Today was my younger daughter’s last Religious School class. After thirteen years of going most Sunday mornings during the school year, she, much like her sister did two years ago, will find herself able to sleep late on Sunday mornings. She will no longer be able to complain about getting out of bed or getting dressed or sitting in the sanctuary with a bunch of wild younger kids or singing along or trying to make friends with kids that she doesn’t have much in common with outside of her religion, such as it is. Her faith may not have stuck after her many lessons about Judaism, but her Jewish identity is strong, for which we have religious school, and the rabbi, to thank.
She started when she was three, attending a monthly pre-school class that did not always hold her interest. As a three-year-old, she was head-strong, stubborn, and non-compliant, which dominated both her Montessori experience as well as her religious school hours. No one had determined yet how to make her participate in anything she didn’t want to do. I recall her pre-school teacher at temple asking me if she understood how to color, or if she even knew her colors. I knew she just didn’t want to do what she was told to do, and she didn’t want to do what the other kids were doing, and pretty much fuck you, but in a three-year-old way.
When kindergarten started, everything changed. A girl her age joined her religious school class, and suddenly, she had an instant friend with whom she could relate, rather than the rest of the class, all boys who liked boy things and didn’t appreciate her passion for fashion or stuffed animals. The new girl did, and they became best friends.
Suddenly, we had another family to be Jewish with. We celebrated holidays together. We had cookouts. As the girls got older, they had sleepovers at both of our houses. We took vacations together and generally looked out for one another.
When fifth grade ended, her best friend, along with the rest of her Jewish family, moved up north, where they quickly assimilated into a community with probably ten times the number of Jews, if not more. My daughter went back to being the only girl in a religious school class of boys at a time when they were all on the verge of middle school and puberty. It wasn’t an easy adjustment for her.

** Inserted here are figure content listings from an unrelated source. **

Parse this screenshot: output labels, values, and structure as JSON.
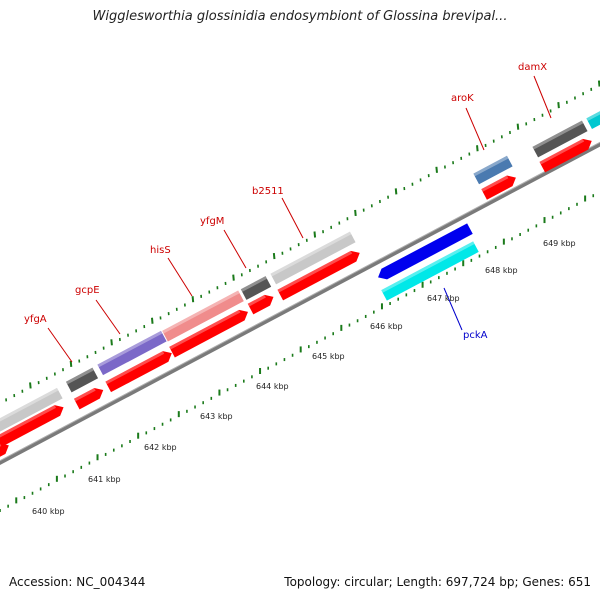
{
  "title": "Wigglesworthia glossinidia endosymbiont of Glossina brevipal...",
  "footer": {
    "accession": "Accession: NC_004344",
    "summary": "Topology: circular; Length: 697,724 bp; Genes: 651"
  },
  "colors": {
    "backbone": "#808080",
    "tick": "#1a7a1a",
    "cds_red": "#ff0000",
    "label_red": "#cc0000",
    "label_blue": "#0000cc",
    "gray_light": "#c8c8c8",
    "gray_dark": "#555555",
    "purple": "#7b68c8",
    "pink": "#f08c8c",
    "steel": "#4a7ab0",
    "blue": "#0000ee",
    "cyan": "#00e8e8",
    "teal": "#00c8d0"
  },
  "kbp_ticks": [
    {
      "label": "640 kbp"
    },
    {
      "label": "641 kbp"
    },
    {
      "label": "642 kbp"
    },
    {
      "label": "643 kbp"
    },
    {
      "label": "644 kbp"
    },
    {
      "label": "645 kbp"
    },
    {
      "label": "646 kbp"
    },
    {
      "label": "647 kbp"
    },
    {
      "label": "648 kbp"
    },
    {
      "label": "649 kbp"
    }
  ],
  "gene_labels": [
    {
      "name": "yfgA",
      "color": "#cc0000"
    },
    {
      "name": "gcpE",
      "color": "#cc0000"
    },
    {
      "name": "hisS",
      "color": "#cc0000"
    },
    {
      "name": "yfgM",
      "color": "#cc0000"
    },
    {
      "name": "b2511",
      "color": "#cc0000"
    },
    {
      "name": "aroK",
      "color": "#cc0000"
    },
    {
      "name": "damX",
      "color": "#cc0000"
    },
    {
      "name": "pckA",
      "color": "#0000cc"
    }
  ]
}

She rallied a bit for her bat mitzvah, and because she loves our rabbi, she agreed to continue past her b’nai mitzvah year to confirmation. Those few years saw more of her religious school class leave, either just because they had enough, or, like her best friend, they moved away. She tried to be involved with the youth group as a way to stay connected to her Jewish peers, but the experience wasn’t really for her, even if she did make a few friends.
Which brings us to this year, her confirmation year, her last year of formal religious school education. She half-heartedly continued to join in youth group events out of obligation, but she made a point of being present and engaged for her class with the rabbi. It was her and one other boy, the only two who made it all the way from the beginning together. They are friends and share a bond that comes from shared experiences, but I suspect they too will grow apart as their paths diverge with each of them going to different high schools and having different interests.
They have one joint shabbat service left, and then, well, it will probably be high holy days and holiday celebrations at home here on out. In a couple more years, she will go to college, and she may or may not decide to participate in Hillel or other Jewish college groups. She may take her Birthright trip, or she may never make it to Israel. And as she grows up, she may get married and have children and have to decide if she too will enroll them in religious school so that they can understand the faith that goes along with the culture.
In the meantime, we can sleep in or go out for brunch on Sunday mornings. Our lives will spill over into that time slot that for over a decade was devoted to being Jewish, and chances are pretty good, at least for now, that another time slot won’t open up on a different day to replace it. Will she miss it? Will I? Does anyone miss going to religious school?
Thirteen years ago, I drove her to religious school. Today, she drove me home from the temple. It feels so final. Of course, we can go to temple whenever we want, but will we?